Studying how genomes express themselves

org-mode for reproducible research

After overcoming the learning curve, I am very impressed with Emacs Org-mode as a tool for reproducible research. I started out wanting to document the statistical work I am doing for collaborators Michael Spivey, Stephanie Huette and Teenie Matlock here at U.C. Merced — a very exciting and interesting project on physical behavior during speech audition. I am doing my analysis in Perl and R, and I wanted to document the analysis completely — every critical line of code — for reproducibility, extensibility and integrity.

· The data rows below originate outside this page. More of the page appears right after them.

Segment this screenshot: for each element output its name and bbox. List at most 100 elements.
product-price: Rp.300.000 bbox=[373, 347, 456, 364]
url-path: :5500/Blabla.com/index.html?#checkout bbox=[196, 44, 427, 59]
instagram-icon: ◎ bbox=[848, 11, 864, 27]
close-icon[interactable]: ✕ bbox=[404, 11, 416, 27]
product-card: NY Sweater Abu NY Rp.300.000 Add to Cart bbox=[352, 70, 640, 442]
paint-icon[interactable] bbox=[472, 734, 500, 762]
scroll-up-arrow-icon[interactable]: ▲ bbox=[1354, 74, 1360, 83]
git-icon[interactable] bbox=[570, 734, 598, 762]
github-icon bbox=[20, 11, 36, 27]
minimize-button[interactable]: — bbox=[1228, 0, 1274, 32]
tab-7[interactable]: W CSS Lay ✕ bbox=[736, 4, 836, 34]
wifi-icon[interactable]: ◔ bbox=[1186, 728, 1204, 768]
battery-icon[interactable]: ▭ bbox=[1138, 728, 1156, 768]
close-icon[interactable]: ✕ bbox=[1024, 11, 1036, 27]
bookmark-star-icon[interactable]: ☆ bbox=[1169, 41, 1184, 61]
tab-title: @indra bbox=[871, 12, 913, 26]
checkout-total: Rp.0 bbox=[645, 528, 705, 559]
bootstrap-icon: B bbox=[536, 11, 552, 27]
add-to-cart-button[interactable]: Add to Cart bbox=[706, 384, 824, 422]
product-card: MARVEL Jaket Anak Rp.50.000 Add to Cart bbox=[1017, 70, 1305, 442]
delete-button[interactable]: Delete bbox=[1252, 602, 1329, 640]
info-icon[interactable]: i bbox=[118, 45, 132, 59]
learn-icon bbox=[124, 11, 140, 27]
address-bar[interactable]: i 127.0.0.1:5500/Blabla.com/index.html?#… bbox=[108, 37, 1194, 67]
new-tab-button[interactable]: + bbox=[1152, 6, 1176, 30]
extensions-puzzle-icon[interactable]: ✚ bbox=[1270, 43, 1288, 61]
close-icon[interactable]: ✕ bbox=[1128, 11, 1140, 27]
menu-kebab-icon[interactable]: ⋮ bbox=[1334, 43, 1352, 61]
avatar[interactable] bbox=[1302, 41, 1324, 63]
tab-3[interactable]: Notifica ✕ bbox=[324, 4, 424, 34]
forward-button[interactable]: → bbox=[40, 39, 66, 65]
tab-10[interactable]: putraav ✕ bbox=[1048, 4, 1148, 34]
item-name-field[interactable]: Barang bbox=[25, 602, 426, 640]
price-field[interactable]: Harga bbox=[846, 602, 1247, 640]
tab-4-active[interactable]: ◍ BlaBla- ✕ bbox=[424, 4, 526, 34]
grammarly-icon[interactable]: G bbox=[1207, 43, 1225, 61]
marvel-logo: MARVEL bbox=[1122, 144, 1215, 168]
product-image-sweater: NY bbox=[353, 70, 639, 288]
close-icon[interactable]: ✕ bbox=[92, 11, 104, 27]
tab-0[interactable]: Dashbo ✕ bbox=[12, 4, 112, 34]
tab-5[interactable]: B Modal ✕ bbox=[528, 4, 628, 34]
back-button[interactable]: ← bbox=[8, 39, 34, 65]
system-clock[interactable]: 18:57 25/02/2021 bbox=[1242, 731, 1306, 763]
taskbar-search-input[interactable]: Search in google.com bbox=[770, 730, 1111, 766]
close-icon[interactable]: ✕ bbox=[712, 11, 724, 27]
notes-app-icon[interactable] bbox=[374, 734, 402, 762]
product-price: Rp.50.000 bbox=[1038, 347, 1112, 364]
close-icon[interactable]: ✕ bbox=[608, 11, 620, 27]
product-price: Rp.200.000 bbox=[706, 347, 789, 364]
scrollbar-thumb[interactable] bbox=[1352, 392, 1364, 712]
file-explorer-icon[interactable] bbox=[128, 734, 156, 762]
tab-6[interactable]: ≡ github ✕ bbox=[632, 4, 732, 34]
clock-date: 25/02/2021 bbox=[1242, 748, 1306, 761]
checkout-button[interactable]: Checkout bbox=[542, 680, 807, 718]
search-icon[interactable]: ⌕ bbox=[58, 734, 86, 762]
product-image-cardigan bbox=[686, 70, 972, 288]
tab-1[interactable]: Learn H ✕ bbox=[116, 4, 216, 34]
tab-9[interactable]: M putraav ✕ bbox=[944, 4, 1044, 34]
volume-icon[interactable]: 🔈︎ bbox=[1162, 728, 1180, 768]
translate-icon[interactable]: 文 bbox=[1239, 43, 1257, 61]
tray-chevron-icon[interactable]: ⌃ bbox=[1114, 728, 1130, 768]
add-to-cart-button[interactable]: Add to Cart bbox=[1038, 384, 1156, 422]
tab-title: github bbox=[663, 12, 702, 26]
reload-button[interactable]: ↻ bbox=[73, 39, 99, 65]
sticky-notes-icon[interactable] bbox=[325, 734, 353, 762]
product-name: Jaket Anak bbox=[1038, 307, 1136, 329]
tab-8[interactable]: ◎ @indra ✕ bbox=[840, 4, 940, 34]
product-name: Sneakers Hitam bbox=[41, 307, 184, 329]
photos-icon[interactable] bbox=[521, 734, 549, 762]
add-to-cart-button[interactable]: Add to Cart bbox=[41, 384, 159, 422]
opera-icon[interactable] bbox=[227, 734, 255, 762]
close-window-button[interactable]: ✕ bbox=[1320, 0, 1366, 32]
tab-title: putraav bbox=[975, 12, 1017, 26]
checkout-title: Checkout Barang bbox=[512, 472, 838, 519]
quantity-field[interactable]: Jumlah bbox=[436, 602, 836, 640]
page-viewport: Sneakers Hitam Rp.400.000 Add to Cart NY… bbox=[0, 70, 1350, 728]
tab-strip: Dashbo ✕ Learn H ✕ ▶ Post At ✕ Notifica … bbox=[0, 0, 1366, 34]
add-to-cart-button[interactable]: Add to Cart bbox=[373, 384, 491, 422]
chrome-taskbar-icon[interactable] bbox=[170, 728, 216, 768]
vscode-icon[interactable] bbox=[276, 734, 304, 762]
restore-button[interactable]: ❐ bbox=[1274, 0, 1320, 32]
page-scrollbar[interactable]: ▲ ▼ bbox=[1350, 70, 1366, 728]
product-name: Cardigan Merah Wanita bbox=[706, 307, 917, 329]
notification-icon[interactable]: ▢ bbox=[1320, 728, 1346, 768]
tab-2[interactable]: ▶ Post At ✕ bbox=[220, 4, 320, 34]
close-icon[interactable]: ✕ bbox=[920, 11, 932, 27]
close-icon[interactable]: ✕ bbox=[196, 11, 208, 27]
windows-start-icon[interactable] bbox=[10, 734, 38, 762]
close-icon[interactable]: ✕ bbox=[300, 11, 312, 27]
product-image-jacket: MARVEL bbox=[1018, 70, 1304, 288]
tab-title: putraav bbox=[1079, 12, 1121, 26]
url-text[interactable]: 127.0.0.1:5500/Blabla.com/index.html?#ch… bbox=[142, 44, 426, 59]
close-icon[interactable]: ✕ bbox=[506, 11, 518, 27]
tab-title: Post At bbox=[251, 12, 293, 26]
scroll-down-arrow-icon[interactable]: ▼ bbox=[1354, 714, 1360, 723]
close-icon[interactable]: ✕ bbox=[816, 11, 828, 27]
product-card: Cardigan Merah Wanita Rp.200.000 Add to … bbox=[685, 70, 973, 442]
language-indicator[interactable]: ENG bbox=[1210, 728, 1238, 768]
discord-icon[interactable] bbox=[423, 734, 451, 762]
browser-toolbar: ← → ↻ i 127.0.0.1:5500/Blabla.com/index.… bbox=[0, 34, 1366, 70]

Well, Sweave is good for integrating R into your document — you can even generate your figures on the fly. This is the Literate Programming approach first advocated by Don Knuth (who named it so). But Sweave is only good for R, and I am doing R, perl, and shell. And Sweave only generates LaTeX.

Well, Org-mode — which at first glance looks just like a fancy outliner — has the only game in town for multilingual literate programming. It’s really not that hard to start using either — if you don’t mind grappling with your emacs a little to update org-mode (I put a tip on updating aquamacs in the aquamacs customization wiki).

And besides using org-mode for literate programming and reproducible research, I can see growing to love its other facilities for project management — TODOs, table editing, even work clocking. Org-mode is something I can see really growing into.